I don't just forget things.

I still remember word for word an entire Chemistry of Addictions lecture; I still remember line for line the first brain diagram I had to study; and I still remember shade for shade the pattern of the wood-grain on my year-two desk at my primary.

I don't just forget things.

So it must have been the left. I know it's the left. I wouldn't have gone that way if it wasn't.

I confidently return to my typing. The clacking bounces between the cavern walls, suddenly broken by a slap of water.

I jump and look at the stream. A lizard with frills and gills around its neck is sliding back under the surface, twitching frog legs protruding from its mouth. Shaking my head, I turn back to the presswrite. Clack, clack. Deep breath in. Clack, clack. Let it back out.

Way to let a weird lizard startle you, Sean.

Alternately referencing my notes and typing, I manage to fill the next few hours. For the fun of it, I take a sample of stream-water with the typifier, a cube-shaped device for identifying elements.

Using an eyedropper, I put four droplets onto its finely perforated grate. They sink through, and I wait. After three minutes and twenty-one seconds—according to my timepiece—twelve of the thirty vials begin to glow. Eleven of the colored vials are exactly what I expected—it identifies the water, the byproducts of the plants, the excretions from the animals. No surprises, and nothing interesting there.

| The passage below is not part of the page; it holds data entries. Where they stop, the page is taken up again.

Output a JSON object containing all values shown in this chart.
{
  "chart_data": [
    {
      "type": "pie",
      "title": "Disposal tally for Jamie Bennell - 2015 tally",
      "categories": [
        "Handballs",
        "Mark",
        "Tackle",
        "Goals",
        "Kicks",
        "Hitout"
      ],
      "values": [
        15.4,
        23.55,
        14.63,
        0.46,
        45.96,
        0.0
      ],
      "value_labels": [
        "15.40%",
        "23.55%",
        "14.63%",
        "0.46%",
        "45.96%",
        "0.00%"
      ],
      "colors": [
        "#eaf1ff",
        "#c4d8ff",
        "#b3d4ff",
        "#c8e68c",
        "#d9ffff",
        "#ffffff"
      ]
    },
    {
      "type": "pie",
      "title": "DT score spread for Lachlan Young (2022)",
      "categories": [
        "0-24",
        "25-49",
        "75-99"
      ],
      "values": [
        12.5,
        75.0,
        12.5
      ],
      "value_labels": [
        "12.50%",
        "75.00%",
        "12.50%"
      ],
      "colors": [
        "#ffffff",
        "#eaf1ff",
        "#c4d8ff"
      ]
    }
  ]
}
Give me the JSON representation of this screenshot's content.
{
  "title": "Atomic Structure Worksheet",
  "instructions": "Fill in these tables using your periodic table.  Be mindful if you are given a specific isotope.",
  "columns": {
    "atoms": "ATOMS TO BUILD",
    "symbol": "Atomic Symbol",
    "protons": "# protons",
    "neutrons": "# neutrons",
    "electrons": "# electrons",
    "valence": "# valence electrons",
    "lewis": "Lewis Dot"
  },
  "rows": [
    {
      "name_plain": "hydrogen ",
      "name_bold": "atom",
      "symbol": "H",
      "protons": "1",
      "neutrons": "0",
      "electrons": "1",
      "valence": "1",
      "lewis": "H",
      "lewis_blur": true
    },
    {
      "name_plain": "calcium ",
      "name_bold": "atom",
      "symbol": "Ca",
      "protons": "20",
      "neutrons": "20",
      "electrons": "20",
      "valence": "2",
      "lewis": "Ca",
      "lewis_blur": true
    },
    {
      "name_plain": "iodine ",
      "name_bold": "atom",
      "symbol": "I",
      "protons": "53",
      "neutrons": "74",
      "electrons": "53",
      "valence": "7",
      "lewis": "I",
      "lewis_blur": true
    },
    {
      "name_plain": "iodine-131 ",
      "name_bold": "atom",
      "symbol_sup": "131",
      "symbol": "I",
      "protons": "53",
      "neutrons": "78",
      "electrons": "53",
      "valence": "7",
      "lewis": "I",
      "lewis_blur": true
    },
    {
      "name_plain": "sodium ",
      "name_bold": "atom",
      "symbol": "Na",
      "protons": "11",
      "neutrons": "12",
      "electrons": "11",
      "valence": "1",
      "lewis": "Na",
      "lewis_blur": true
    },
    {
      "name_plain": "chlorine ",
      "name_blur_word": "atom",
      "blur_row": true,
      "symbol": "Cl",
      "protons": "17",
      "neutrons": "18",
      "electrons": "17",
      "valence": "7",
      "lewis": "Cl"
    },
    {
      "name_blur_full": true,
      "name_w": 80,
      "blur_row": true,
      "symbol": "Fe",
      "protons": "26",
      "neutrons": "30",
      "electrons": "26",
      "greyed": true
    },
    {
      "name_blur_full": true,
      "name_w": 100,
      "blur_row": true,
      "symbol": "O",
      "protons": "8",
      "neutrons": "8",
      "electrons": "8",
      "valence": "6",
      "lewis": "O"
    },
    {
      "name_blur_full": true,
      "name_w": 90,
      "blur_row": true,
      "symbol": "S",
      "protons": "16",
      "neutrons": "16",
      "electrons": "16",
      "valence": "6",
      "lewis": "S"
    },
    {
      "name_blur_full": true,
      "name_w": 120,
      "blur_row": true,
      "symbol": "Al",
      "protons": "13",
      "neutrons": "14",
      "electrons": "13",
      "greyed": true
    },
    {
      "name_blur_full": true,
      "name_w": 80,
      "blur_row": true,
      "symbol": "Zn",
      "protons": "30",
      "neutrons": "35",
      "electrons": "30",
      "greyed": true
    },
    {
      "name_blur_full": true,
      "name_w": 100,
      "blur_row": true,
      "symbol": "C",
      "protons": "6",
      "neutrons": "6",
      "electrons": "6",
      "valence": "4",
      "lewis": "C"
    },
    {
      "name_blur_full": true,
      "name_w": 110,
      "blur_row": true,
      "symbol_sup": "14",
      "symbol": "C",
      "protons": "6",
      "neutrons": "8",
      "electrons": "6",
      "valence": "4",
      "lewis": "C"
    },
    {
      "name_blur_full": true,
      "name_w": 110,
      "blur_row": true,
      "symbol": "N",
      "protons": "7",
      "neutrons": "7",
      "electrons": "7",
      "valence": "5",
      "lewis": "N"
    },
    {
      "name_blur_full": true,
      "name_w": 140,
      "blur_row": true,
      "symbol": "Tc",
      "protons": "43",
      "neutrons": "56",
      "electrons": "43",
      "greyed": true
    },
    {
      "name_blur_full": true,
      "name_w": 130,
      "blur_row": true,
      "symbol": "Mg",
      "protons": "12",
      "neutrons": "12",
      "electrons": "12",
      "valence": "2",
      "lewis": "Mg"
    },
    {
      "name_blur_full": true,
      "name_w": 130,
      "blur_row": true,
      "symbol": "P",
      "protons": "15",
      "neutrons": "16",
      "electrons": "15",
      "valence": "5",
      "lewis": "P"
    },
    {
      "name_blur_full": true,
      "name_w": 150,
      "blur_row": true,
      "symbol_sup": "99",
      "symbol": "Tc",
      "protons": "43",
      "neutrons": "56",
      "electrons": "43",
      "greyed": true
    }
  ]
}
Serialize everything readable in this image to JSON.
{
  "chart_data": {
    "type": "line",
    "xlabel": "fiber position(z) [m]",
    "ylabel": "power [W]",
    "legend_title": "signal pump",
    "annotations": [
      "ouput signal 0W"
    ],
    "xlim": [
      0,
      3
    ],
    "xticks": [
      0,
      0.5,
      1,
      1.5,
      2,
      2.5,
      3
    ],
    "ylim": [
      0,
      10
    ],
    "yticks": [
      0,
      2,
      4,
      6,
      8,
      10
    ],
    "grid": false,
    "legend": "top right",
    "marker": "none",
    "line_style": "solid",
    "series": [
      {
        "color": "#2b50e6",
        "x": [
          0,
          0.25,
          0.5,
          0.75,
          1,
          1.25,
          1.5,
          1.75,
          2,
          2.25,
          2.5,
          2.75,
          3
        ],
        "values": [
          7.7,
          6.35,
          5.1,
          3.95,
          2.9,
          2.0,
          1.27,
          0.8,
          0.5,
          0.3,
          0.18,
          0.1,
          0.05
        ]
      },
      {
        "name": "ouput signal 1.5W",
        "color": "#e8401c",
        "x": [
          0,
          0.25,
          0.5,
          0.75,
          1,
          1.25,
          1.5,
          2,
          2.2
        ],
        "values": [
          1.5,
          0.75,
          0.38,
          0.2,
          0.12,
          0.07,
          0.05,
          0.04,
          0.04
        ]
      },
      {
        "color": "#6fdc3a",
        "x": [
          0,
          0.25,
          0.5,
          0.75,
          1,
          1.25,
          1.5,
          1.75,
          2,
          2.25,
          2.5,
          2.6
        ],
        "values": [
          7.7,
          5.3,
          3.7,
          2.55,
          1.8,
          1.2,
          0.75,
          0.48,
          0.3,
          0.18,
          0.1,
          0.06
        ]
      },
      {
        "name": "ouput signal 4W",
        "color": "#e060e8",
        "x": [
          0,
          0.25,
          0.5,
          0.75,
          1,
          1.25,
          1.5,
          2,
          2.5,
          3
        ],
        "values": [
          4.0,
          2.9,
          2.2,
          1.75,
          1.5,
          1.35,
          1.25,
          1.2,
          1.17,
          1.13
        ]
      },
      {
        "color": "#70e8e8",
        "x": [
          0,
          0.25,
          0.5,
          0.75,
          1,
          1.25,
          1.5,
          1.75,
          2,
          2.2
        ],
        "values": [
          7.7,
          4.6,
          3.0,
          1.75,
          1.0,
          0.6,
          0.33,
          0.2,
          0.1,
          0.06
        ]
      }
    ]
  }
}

But black also shows. Unknown.

My brow furrows. This is one of the most advanced versions of typifiers there are. What could be in this water that it wouldn't include?

A few feet away, there's a rustle as my quarantine mate rolls over, slightly humming as she comes to. Out of the corner of my eye, I see her sit up and squint against the glow of the typifier. "What're you doing, Sean?"

I glance up from the device. "Figuring out what's in this water." What does it look like I'm doing?

"In the middle of the night?" she asks.